Stephan van Hugten updated AXIS2-4662:
--------------------------------------

    Attachment: axis2-spring-core.zip

After looking at your example project, I redid the @Webservice parser. You can see my vision in the newly enclosed zip file. I made a single element (axis2:webServiceAnnotationConfig) that will pick up any @Webservice annoted class on the classpath and deploy it on the configured ConfigurationContext. I hope you like it.
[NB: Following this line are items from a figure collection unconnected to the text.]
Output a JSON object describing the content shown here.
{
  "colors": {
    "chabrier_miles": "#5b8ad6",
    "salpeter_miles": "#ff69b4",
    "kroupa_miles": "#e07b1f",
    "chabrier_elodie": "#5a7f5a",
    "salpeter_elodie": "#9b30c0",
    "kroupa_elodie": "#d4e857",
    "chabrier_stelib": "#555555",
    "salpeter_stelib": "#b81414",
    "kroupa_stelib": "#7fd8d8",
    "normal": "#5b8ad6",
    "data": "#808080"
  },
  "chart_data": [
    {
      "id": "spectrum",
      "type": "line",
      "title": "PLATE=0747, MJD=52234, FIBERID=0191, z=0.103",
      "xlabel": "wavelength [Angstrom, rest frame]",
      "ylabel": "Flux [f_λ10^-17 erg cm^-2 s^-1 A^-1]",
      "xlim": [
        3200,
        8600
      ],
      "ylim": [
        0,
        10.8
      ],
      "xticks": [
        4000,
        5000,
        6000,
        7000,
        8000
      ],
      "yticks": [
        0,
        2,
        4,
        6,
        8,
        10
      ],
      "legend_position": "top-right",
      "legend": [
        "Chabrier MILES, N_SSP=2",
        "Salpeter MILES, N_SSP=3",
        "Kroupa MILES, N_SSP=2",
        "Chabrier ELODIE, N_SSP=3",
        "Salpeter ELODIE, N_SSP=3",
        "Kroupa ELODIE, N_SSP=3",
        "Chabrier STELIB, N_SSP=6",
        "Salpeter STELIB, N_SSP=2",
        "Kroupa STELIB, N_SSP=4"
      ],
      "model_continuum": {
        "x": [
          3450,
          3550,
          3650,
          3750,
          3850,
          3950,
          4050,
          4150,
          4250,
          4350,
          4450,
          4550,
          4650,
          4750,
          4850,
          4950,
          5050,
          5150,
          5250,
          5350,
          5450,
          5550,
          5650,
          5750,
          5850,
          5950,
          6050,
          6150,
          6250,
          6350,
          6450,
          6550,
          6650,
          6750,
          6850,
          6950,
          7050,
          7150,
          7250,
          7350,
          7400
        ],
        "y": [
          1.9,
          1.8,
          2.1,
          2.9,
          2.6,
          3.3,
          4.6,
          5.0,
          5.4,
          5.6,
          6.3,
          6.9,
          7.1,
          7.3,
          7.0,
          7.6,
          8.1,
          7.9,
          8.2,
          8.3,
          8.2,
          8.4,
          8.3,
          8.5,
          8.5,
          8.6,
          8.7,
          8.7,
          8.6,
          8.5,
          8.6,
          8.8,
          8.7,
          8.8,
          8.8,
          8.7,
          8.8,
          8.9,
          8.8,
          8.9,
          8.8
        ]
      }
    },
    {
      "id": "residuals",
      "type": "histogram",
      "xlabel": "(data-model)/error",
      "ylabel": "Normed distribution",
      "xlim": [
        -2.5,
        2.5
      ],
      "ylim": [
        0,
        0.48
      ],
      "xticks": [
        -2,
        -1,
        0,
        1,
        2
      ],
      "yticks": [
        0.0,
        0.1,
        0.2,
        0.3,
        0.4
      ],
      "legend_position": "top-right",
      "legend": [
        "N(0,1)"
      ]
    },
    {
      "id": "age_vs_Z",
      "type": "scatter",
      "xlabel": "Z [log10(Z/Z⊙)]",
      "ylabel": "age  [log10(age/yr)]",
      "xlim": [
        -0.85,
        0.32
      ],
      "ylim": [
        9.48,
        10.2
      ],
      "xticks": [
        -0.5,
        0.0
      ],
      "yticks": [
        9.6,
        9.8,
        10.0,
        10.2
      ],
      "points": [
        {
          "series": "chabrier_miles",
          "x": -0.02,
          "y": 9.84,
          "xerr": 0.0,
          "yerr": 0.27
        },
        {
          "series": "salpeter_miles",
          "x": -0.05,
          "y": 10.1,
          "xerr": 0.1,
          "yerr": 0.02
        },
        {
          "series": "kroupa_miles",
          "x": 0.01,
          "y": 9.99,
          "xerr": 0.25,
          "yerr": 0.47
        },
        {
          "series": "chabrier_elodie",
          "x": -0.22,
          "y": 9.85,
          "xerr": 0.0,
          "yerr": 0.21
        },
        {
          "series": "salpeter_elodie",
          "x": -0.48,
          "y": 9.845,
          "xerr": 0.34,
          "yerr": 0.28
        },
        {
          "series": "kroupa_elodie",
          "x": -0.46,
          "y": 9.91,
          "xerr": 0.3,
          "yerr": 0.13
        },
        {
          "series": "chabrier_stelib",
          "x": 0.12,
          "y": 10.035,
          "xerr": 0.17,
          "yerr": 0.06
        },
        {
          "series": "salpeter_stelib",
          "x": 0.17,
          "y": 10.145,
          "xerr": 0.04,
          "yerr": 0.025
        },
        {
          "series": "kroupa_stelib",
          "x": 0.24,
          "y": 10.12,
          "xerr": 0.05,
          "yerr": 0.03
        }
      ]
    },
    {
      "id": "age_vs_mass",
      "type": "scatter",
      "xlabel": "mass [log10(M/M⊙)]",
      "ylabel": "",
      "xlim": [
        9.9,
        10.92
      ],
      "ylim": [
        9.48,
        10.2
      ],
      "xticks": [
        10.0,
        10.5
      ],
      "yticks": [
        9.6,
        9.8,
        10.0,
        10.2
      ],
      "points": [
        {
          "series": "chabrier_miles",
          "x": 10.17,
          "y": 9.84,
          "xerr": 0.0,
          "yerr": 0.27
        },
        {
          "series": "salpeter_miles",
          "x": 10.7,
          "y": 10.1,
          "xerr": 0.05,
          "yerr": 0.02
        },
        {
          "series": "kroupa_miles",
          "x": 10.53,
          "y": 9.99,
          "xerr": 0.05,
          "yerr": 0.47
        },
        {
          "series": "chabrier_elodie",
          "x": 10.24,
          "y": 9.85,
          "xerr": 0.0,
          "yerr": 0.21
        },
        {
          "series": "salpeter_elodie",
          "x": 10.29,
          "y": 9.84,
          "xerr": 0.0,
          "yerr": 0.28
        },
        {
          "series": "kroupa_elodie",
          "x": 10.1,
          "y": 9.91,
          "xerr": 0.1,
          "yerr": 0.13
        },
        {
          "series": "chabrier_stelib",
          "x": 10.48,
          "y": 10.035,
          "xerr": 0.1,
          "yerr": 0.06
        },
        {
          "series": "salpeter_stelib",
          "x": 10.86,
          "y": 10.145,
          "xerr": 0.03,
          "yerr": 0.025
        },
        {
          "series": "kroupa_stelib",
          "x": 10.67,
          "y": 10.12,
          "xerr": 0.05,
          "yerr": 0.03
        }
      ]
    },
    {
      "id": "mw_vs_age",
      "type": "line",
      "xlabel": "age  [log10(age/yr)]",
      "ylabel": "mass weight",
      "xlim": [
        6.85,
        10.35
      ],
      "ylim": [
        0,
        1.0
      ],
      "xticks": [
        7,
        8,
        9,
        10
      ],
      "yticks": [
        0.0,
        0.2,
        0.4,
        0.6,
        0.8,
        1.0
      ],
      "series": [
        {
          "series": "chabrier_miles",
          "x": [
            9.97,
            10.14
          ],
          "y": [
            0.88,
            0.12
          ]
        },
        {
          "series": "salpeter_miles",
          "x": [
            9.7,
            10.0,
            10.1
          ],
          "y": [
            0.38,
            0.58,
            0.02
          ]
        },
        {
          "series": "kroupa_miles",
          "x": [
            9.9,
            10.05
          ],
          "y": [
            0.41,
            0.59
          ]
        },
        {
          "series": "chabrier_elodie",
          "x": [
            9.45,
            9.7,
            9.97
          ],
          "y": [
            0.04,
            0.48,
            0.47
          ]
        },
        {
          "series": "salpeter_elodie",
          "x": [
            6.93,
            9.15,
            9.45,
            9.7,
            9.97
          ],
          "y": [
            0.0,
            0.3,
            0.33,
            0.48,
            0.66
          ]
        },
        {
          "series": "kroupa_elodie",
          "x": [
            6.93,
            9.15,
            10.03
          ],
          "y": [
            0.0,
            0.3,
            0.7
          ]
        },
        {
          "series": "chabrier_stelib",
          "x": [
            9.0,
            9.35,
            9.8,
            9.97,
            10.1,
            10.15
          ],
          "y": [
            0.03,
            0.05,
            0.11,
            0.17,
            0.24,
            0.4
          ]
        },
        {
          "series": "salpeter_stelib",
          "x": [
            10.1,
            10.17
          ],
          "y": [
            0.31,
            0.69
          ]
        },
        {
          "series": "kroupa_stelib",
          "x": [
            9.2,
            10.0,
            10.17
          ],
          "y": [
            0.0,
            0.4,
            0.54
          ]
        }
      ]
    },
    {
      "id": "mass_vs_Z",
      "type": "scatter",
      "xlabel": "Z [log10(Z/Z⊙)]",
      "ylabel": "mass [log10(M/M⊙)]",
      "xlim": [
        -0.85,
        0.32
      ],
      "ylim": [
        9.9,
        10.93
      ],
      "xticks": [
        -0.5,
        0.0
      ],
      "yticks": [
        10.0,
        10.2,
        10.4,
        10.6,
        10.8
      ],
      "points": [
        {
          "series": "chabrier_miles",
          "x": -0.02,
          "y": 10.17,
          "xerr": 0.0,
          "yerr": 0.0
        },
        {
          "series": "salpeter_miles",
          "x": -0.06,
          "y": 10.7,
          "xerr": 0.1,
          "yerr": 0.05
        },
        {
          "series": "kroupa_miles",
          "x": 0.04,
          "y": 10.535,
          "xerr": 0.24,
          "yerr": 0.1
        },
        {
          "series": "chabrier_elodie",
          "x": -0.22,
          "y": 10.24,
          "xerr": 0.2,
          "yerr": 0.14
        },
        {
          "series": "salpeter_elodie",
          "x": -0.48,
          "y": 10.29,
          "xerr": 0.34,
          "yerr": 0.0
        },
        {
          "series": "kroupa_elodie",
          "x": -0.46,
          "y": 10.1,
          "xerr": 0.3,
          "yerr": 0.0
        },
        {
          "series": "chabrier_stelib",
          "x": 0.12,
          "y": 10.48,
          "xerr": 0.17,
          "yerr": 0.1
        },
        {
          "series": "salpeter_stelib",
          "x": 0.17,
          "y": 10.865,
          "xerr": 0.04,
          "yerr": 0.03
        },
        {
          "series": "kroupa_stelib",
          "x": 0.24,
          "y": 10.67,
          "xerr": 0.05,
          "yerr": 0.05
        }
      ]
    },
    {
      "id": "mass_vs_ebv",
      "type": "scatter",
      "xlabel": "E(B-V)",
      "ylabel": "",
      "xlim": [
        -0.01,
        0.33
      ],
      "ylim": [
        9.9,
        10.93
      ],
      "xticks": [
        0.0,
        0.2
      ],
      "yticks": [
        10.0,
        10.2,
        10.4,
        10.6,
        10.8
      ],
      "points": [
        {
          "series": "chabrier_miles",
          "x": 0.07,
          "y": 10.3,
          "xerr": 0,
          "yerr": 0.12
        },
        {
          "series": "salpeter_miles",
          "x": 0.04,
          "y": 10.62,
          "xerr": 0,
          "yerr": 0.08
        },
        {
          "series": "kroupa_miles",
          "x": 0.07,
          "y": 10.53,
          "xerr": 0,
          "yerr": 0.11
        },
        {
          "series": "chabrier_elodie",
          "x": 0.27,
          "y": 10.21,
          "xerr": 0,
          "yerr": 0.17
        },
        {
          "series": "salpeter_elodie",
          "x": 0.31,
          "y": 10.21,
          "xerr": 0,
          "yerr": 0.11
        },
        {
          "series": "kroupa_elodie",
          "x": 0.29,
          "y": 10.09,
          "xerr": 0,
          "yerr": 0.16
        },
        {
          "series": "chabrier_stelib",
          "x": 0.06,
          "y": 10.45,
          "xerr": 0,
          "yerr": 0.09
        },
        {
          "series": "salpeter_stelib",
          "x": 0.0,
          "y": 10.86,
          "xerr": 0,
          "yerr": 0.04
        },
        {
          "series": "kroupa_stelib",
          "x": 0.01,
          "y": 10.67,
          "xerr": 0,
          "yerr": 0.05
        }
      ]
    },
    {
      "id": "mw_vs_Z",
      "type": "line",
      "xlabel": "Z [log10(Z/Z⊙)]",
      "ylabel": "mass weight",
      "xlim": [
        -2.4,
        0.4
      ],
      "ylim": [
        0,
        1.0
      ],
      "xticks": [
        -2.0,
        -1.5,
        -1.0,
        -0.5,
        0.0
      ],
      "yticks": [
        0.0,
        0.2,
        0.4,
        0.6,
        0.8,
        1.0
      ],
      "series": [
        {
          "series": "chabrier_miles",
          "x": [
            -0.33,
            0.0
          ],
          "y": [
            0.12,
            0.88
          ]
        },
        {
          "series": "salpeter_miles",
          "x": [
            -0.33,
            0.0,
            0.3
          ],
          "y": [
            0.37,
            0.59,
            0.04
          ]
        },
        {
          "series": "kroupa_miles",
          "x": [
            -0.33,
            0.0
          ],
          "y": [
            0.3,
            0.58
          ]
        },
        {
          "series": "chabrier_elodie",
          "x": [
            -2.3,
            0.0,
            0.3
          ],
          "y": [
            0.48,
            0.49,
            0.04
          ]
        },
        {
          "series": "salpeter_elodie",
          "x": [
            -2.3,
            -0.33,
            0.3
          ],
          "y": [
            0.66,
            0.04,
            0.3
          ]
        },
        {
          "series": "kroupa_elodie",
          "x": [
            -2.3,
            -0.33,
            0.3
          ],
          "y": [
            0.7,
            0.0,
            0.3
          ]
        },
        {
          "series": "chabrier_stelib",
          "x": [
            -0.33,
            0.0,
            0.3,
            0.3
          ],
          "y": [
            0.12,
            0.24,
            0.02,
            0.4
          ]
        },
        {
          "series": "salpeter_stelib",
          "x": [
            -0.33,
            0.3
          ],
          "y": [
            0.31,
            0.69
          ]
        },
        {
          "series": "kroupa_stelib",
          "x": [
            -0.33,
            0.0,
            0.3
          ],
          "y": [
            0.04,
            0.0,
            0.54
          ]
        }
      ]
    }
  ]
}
> Improve Spring Integration for Axis2
> ------------------------------------
>
>                 Key: AXIS2-4662
>                 URL: https://issues.apache.org/jira/browse/AXIS2-4662
>             Project: Axis2
>          Issue Type: Improvement
>          Components: kernel
>    Affects Versions: 1.5.1
>            Reporter: Stephan van Hugten
>         Attachments: axis2-spring-core.zip, POC_Axis2.zip
>
>
> I wanted to create an application that has tight integration between Axis2 webservices and Spring. There is already a solution presented at the Axis2 website, http://ws.apache.org/axis2/1_5_1/spring.html, but I found that solution very cumbersome in my opinion and doesn't support the JSR 181 annotations.
> With my proposed approach it is possible to fully integrate the Axis2 run-time with a spring container, whether it is stand-alone or in a web server such as Tomcat. This solution also supports both the JSR 181 annotated classes and the regular AAR-files.
> To fully integrate Axis2 with Spring I have overridden the SimpleAxis2Server class used by the standard stand-alone run-time. A full listing of this class is included in my example application.
> The important stuff is in line 21 up to 36. First it determines the absolute path of the repository and config location parameters. Then it passes those to the AxisRunner constructor (lines 10 to 13) and starts the server. After it successfully starts the Axis2 server it returns the bean to the Spring Container.
> After the creation of the bean it will invoke setDeployedWebservices (lines 46 to 51) which will cycle through the passed webservice classes and deploy them at the created run-time. That's it! No additional configuration or packaging is needed. If the Spring container starts up, so does the Axis2 run-time and the webservices get deployed.
> The needed configuration in order to integrate Axis2 is quite simple. Below is a complete listing of my applicationContext.xml (Spring 2.5.6):
> <?xml version="1.0" encoding="UTF-8"?>
> <beans xmlns="namespace stuff">
>   
>   <bean name="axisServer" class="com.example.poc.server.AxisRunner" factory-method="create" scope="singleton">
>   	<constructor-arg value="repository" />
>   	<constructor-arg value="config/axis2.xml" />
>   	<property name="deployedWebservices">
>   		<props>
>   			<prop key="WeatherSpringService">
> com.example.poc.webservice.WeatherSpringService
> </prop>
>   		</props>
>   	</property>
>   </bean>
> </beans>
> With a little bit more effort I think it's also possible to integrate this solution with the Spring component scan, making it possible to annotate the webservice classes and the run-time with @component. I have tested my war-project with Tomcat 6 and Sun Webserver 7.